Amazing work by Jong Jin Park
Kyra Cane’s work has a beautiful subtlety to colour and tone.
Drift Net, Annie Turner: A wonderful example of a unique style in ceramics.
Well, it was actually an exhibition: Ceramic Art London at the Royal College of Arts in Kensington. It is one of the great annual showcases of ceramic art in London every year with eighty makers selected from across the world and it is always a fantastic place to see what is new and listen to some useful hints and tips in the various lectures taking place. So, what is new? I was particularly intrigued by the work of Jong Jin Park who is a relative newcomer on the scene. He makes use of paper and clay slips, just as I do, but he works in a very different way and his work is certainly different. I was amazed to hear that he does not create the final shapes until he cuts into the piece after having fired it to 1300C. I cannot wait to try that! In fact, seeing Jong Jin’s work and then spending quite a while chatting to Robert Cooper about his work, other peoples work and then, rather less significantly as far as the exhibition goes, my own work might well have set me on the course for my final semester. Thank Heavens I hear you cry, no more heart searching then! Robert was selling well at the exhibition, which was great to see – I certainly think he deserves to! It was also wonderful to see that another of my tutors, Annie Turner, had been presented with the Emanuel Cooper Prize. That was a fantastic choice. Annie’s work is certainly different; fragile, coiled pieces which are about being rooted. It resonates with me on so many levels and it is great to see her skill being given recognition. I was also drawn to Kyra Canes wonderfully evocative work. Once again I was touched by the generosity of the artists who I talked to. I do not know of any other world in which the experts would be so willing to share their own special tips with a newcomer. It never ceases to amaze me and to fill me with joy that my chosen medium is peopled with such kind and open people. The discovery program lectures which I attended were a fine example of this with Derek Wilson telling us all kinds of experiences and pitfalls which, for a mere beginner, seemed invaluable.

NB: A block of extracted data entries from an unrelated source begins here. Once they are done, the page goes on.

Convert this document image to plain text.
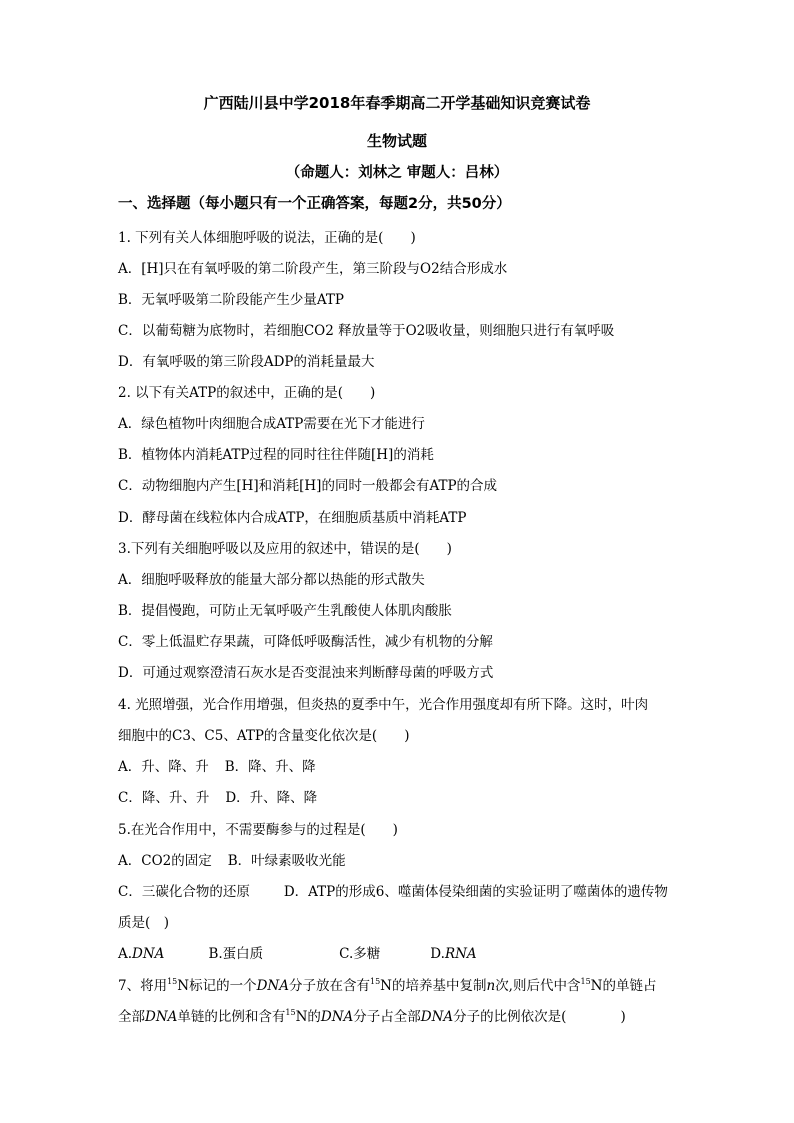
广西陆川县中学2018年春季期高二开学基础知识竞赛试卷
生物试题
（命题人：刘林之 审题人：吕林）
一、选择题（每小题只有一个正确答案，每题2分，共50分）
1. 下列有关人体细胞呼吸的说法，正确的是(　　)
A．[H]只在有氧呼吸的第二阶段产生，第三阶段与O2结合形成水
B．无氧呼吸第二阶段能产生少量ATP
C．以葡萄糖为底物时，若细胞CO2 释放量等于O2吸收量，则细胞只进行有氧呼吸
D．有氧呼吸的第三阶段ADP的消耗量最大
2. 以下有关ATP的叙述中，正确的是(　　)
A．绿色植物叶肉细胞合成ATP需要在光下才能进行
B．植物体内消耗ATP过程的同时往往伴随[H]的消耗
C．动物细胞内产生[H]和消耗[H]的同时一般都会有ATP的合成
D．酵母菌在线粒体内合成ATP，在细胞质基质中消耗ATP
3.下列有关细胞呼吸以及应用的叙述中，错误的是(　　)
A．细胞呼吸释放的能量大部分都以热能的形式散失
B．提倡慢跑，可防止无氧呼吸产生乳酸使人体肌肉酸胀
C．零上低温贮存果蔬，可降低呼吸酶活性，减少有机物的分解
D．可通过观察澄清石灰水是否变混浊来判断酵母菌的呼吸方式
4. 光照增强，光合作用增强，但炎热的夏季中午，光合作用强度却有所下降。这时，叶肉
细胞中的C3、C5、ATP的含量变化依次是(　　)
A．升、降、升 B．降、升、降
C．降、升、升 D．升、降、降
5.在光合作用中，不需要酶参与的过程是(　　)
A．CO2的固定 B．叶绿素吸收光能
C．三碳化合物的还原	D．ATP的形成6、噬菌体侵染细菌的实验证明了噬菌体的遗传物
质是(　)
A.DNA	B.蛋白质	C.多糖	D.RNA
7、将用$^{15}$N标记的一个DNA分子放在含有$^{15}$N的培养基中复制n次,则后代中含$^{15}$N的单链占
全部DNA单链的比例和含有$^{15}$N的DNA分子占全部DNA分子的比例依次是(　　　　)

All in all this was a great day and if I came away with one important message it was the need for a group of pieces to work together. All those exhibiting had taken a considerable amount of care to present a coherent exhibition which worked in terms of colour, groupings and the level of variety. So now I need to take that on board, throw away the rubbish and start making an exhibition rather than a bunch of experiments. No more excuses, Macklin!